2. To be referred to the Reporter or not?
3. Whether the judgment should be reported in the Digest?
VALMIKI J. MEHTA, J (ORAL)
1. This case is on the Regular Board of this Court since 3.1.2011
and today it is effective item no.8 on the Regular Board. It is 3:30 pm. No
one appears for the parties. I have therefore gone through the record and
am proceeding to dispose of the matter.
2. The challenge by means of this Regular First Appeal under
Section 96 of the Code of Civil Procedure, 1908 is to the impugned judgment
and decree dated 9.2.2001 whereby the suit of the appellant/plaintiff for
RFA No.123/2001 Page 1 of 3
recovery of Rs.1,05,000/- was dismissed. The recovery claimed was towards
arrears of rent, water and electricity charges.
3. The Trial Court has held that there was no proof that the rent
was increased from Rs.120/- to Rs.2,000/- The Trial Court has further held
that the property in question was already transferred and the arrears are
claimed from 1991 to 10.4.1996, when the property was sold.

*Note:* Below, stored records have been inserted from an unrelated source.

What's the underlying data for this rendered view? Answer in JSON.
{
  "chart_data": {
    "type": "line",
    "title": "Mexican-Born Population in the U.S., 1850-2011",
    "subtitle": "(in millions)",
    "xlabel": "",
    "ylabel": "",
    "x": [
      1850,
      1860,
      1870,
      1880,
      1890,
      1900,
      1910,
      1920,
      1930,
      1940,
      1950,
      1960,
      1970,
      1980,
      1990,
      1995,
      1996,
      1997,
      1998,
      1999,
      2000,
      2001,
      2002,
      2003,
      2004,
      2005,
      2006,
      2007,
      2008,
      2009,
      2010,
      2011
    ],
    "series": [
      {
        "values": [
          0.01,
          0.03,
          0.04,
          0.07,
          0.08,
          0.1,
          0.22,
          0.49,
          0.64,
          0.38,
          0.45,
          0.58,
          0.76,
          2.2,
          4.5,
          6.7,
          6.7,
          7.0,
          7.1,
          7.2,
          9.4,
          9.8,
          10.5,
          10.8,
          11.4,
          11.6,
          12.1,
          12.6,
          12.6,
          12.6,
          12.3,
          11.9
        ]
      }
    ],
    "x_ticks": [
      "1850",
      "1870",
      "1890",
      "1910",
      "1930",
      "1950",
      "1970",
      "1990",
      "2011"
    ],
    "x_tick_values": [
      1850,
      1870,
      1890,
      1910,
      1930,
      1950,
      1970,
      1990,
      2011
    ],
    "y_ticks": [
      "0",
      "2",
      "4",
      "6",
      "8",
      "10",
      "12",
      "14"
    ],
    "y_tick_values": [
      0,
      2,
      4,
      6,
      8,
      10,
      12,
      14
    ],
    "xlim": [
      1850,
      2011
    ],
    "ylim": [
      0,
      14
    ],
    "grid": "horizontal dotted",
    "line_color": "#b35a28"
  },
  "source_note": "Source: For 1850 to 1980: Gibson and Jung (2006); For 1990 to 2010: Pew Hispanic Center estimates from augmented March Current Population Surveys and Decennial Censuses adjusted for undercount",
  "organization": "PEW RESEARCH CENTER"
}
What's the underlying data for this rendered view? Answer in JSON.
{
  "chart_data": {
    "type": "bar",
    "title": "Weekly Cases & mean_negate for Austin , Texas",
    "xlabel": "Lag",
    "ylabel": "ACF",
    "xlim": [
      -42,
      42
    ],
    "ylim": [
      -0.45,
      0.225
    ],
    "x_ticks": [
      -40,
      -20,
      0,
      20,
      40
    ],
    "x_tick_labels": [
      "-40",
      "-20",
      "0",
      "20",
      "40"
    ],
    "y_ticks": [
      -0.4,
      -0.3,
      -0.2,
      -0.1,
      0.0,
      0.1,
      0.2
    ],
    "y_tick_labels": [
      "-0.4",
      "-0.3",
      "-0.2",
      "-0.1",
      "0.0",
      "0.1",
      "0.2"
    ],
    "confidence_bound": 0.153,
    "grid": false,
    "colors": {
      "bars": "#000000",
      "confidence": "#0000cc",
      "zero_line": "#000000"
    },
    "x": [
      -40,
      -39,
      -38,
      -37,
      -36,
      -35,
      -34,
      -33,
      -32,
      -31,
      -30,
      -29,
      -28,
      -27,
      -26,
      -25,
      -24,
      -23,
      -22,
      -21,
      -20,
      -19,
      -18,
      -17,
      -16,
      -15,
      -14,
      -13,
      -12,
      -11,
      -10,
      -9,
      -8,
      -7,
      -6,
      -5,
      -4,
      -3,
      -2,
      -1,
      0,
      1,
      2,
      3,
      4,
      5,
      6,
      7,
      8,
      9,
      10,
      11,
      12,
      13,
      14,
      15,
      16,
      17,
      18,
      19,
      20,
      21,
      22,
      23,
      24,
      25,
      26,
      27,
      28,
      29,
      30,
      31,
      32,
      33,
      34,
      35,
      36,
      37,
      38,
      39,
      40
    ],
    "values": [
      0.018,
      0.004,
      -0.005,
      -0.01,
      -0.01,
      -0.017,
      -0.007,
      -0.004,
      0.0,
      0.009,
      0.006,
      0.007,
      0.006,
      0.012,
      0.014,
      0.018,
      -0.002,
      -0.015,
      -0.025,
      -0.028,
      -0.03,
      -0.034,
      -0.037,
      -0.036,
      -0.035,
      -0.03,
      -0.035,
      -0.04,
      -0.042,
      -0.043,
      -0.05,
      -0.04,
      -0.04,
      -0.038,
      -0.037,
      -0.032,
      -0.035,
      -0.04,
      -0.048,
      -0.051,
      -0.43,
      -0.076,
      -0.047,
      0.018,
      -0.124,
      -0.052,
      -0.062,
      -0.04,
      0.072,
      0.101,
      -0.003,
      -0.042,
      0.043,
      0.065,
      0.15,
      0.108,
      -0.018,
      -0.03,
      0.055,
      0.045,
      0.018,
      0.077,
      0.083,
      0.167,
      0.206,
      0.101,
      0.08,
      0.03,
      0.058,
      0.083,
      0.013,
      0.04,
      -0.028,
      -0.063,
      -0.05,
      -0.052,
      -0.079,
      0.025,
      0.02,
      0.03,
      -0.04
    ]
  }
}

The Trial
Court has rightly observed that there was no reason for the
appellant/plaintiff to remain silent from 1991 till 1996 for sending of the
notice claiming arrears of rent if really the rent was in arrears. The Trial
Court has further rightly recorded that there was no proof on record as to
what is the rate of rent. Though, the observations of the Trial Court with
regard to entitlement to recover rent being of the new owner, may not be
called for in the facts and circumstances of the case, however, the
conclusion of the Trial Court is otherwise correct that the appellant/plaintiff
has failed to discharge her onus to prove that the arrears of rent were due to
her, more so because the respondent proved on record sending of two
money orders (exhibited as Ex.DW1/P1to Ex.DW1/P4 which are money order
receipts and the postal receipts) totaling Rs.3,000/- and which were duly
received by a family member of the appellant/plaintiff. The money orders
were sent on 10.1.96 and in the notice dated 26.2.96, Ex.P2, there is no
mention of the money orders for claiming of the amount payable towards the
arrears of rent and other charges from the defendant.
RFA No.123/2001 Page 2 of 3
4. I do not find any illegality and perversity in the impugned
judgment and decree which calls for interference by this Court in appeal.
Merely because two views are possible, this Court is not entitled to interfere
unless the view taken by the Trial Court is perverse. There is no perversity in
the impugned judgment and decree. The appeal is therefore without merits
and the same is dismissed leaving the parties to bear their own costs. The
Trial Court Record be sent back.
February 02, 2011 VALMIKI J. MEHTA, J.